Saturday, April 14, 2012

Rainwater Harvesting

Green Architecture (green building) is an outcome of a design which focuses on increasing the efficiency of resource use - energy, electricity, water and building materials - while reducing building impacts on human health and the environment during the building's lifecycle, through better design, construction, operation and maintenance.
Green architecture are design to reduce the overall impact of the built environmente on human health and the natural environment by:
  • Efficiently using energy, electricity and other resources
  • Protecting occupant health
  • Reducing waste, pollution and environmental degradation
  • The use of natural materials that are available locally
I am interested in a house designed by Eimar Boesjes, an architectural software developer and internet entrepreneur with his wife, landscape designer, Anita Van Asperdt. Check out these links:

The house called Rainwater is a complex composition of four simple volumes - residence, guest house, office, garace - each capped with a planar steel roof rakishly tilted to channel rainwater down to a single cantilevered corner.

The divergent roof planes almost intersect, and the volumes converge into a single coherent element. But the singularity is elusive. No matter where you stand - above, on either side, or below - you never see the same combination of house, or, for that matter, the entire house. At least one of the volumes, one of the rooftops, is always hidden, just around a corner.


Front View



Back View



Rooftop View

Anita Van Asperdt and Eimar Boesjes treat rainwater as valuable resources rather than a problem. The metal roofs of their house are designed to collect and direct rainwater into an 8,000 gallon underground cistern where it is stored for later use. According to them, the wet season in their area will provide them with enough water to irrigate their landscape and perhaps reduce their dependence upon municipal water utilities for indoor use.

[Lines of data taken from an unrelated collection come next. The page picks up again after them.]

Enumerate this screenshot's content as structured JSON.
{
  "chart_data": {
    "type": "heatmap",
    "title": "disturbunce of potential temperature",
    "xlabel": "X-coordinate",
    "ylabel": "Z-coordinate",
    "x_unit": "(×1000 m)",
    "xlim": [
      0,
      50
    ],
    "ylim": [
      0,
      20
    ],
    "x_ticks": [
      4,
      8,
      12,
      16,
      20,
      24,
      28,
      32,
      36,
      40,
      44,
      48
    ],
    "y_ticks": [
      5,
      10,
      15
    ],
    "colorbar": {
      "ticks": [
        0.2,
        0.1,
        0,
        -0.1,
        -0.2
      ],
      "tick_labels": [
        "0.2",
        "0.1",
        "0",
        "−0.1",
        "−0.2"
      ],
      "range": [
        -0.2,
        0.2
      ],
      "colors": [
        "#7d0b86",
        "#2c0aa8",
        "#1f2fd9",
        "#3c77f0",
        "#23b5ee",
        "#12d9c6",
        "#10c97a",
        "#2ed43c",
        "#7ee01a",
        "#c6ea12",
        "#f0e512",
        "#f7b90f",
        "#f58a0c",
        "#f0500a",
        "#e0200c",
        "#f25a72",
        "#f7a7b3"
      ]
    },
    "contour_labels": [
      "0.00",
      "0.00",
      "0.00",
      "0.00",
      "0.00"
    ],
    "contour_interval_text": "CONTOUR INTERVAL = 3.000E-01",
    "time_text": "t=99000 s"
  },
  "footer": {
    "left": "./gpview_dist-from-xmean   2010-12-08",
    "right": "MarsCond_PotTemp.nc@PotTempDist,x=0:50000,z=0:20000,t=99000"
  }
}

Rainwater Collection System and Filter Placement Detail

The rain water catchment system consists of painted steel roof structure. The water is artfully channeled from the rooftop to truncated downspouts that spill onto granite boulders at ground level. These boulders sit atop concrete footings that house pipes leading to the cistern inlets.

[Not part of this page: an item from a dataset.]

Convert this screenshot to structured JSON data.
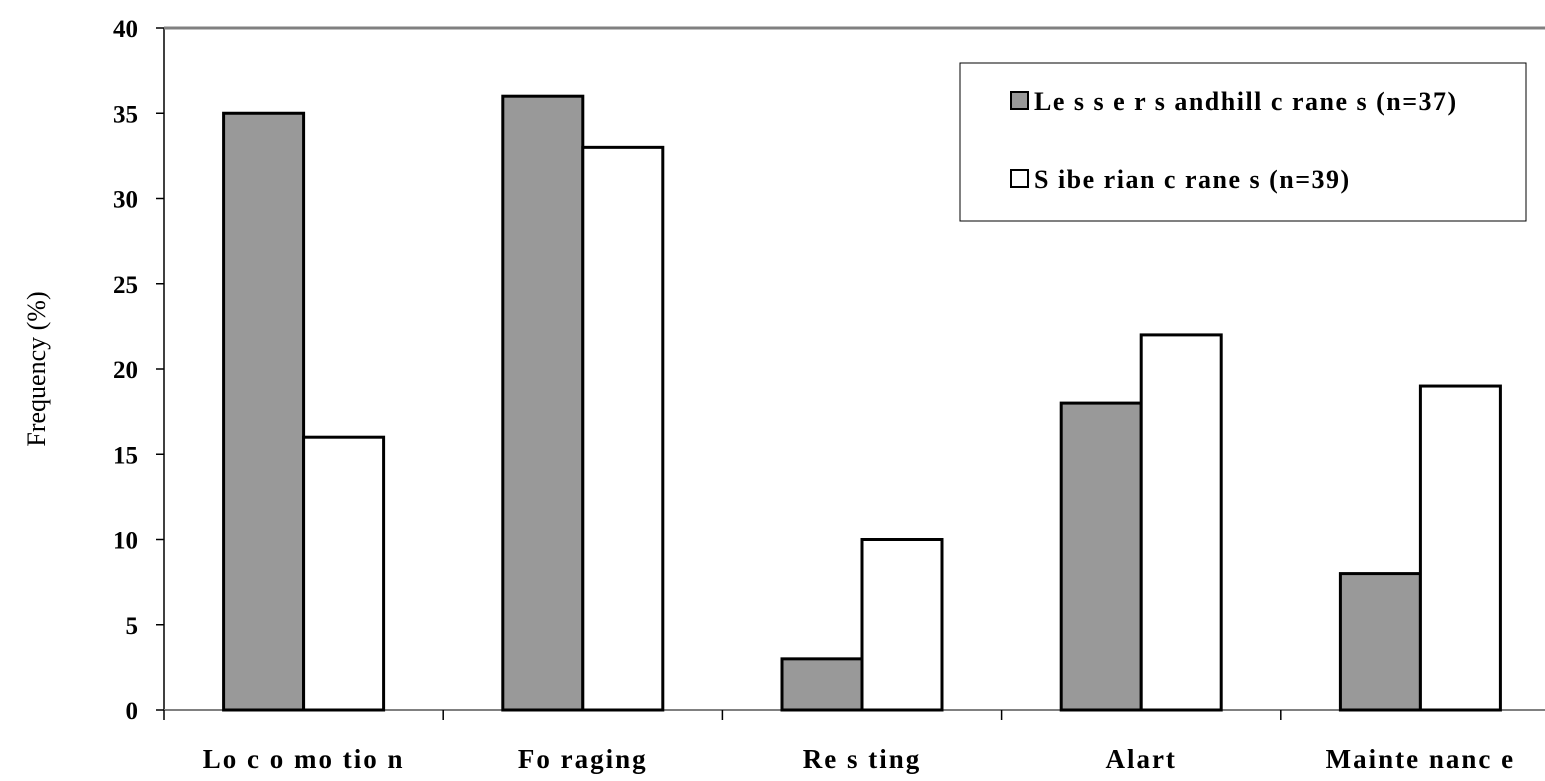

Boulder covers filter slots

What is an eco house?

An eco house is built in such a way that reduces energy consumption and waste. An eco house reduces the buildings negative impact on human health and the environment, through better design, construction, siting, operation and maintenance. An eco house is a combination of sustainable design, sustainable development and sustainable living. 

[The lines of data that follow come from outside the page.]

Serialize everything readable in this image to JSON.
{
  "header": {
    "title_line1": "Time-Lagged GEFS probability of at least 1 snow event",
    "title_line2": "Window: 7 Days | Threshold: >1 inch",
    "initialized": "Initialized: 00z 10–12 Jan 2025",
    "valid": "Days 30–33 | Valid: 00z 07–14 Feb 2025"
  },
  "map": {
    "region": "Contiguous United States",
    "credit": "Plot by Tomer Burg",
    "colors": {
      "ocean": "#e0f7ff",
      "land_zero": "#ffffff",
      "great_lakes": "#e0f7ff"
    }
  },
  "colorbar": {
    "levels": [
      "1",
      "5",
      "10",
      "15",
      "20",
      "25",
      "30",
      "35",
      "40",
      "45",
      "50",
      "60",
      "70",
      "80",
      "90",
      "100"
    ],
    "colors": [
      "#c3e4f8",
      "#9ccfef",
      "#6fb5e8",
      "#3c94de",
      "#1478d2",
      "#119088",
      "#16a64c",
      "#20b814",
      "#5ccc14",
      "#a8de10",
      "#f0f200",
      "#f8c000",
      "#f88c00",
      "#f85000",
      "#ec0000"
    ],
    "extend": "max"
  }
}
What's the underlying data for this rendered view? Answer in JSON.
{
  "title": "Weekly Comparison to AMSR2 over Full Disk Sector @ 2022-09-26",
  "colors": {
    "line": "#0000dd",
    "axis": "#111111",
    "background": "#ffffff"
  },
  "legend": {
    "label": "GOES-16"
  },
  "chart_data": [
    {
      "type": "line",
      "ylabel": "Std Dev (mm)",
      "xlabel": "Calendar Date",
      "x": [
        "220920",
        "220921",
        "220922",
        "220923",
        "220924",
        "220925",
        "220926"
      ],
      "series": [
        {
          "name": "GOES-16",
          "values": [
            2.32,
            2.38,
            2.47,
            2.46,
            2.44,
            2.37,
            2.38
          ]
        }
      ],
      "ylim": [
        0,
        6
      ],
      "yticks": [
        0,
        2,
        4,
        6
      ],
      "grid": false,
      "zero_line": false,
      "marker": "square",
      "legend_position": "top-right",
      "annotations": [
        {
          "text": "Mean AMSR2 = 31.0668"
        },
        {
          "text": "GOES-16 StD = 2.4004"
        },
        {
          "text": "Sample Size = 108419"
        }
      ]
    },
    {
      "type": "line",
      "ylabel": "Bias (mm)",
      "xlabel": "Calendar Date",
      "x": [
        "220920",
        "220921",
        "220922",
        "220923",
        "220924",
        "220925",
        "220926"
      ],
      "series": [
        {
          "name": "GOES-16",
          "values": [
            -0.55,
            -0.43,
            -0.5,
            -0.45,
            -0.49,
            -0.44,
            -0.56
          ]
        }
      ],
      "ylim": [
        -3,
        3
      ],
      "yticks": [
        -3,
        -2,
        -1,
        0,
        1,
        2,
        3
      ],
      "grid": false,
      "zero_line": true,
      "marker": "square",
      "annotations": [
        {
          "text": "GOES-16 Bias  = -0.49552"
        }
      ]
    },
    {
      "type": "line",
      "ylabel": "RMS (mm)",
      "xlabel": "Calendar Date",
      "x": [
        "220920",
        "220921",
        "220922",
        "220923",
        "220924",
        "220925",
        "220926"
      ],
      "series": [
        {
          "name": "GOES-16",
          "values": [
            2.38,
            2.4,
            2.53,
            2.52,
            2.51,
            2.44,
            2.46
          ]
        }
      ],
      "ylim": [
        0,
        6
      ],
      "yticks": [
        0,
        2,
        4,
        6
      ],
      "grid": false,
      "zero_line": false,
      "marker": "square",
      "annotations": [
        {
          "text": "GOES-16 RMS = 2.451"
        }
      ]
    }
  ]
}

Eco houses are designed and built as part of the larger ecology of the planet; the design and construction of the building are done in harmony with the natural environment. Buildings are one of the most damaging polluters on the planet, consuming a lot of all the energy used in developed countries and producing over half of all the climate-changing greenhouse gases. 

A successful eco house should give the us the "best of both" by providing less of an impact on the environment along with a healthier place to live and lower ongoing running costs.